Exame é alvo de questionamentos na Justiça
Reportagem do Estadão publicada no dia 14 revelou planos de ocupação superior a 30 estudantes nas salas onde o Enem seria realizado e uso de 80% da capacidade das classes. À Justiça, a Defensoria Pública da União (DPU) afirmou no dia 16, véspera do exame, que o Inep mentiu sobre a capacidade das salas e pediu a anulação da decisão que manteve as datas da prova nos dias 17 e 24 de janeiro. A solicitação foi negada.

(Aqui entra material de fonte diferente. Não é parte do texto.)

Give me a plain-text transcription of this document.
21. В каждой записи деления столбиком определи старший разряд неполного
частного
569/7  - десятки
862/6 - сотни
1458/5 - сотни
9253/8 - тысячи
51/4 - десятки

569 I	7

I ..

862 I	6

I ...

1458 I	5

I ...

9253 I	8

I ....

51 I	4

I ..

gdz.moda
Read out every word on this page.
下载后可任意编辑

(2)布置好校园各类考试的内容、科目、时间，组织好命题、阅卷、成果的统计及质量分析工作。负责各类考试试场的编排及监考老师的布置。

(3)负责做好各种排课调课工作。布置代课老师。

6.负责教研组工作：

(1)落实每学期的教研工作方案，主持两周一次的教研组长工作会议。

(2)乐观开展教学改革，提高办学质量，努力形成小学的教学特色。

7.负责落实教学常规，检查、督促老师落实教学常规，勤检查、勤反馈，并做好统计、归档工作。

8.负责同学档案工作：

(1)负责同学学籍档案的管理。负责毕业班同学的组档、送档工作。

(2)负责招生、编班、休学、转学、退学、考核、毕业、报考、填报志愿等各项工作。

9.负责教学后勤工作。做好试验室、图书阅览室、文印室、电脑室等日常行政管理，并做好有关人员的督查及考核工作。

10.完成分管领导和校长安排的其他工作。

Após novo pedido para adiar o exame no próximo domingo, a juíza Marisa Claudia Gonçalves Cucio afirmou nesta quarta-feira que “não há provas cabais de que os protocolos sanitários não foram cumpridos no momento da realização da prova”. E destacou ainda que, se for comprovado que o Inep mentiu quanto à existência de plano de ocupação de 80% e que contava com a taxa de abstenção de 30%, “deverá sofrer as penalidades legais por eventual violação ao dever de lealdade processual”.
No total, cerca de 5,7 milhões de candidatos se inscreveram para o Enem – a Justiça determinou o adiamento do exame só no Amazonas, que viveu um colapso de falta de oxigênio em hospitais. No domingo, a prova teve abstenção recorde, de 51%.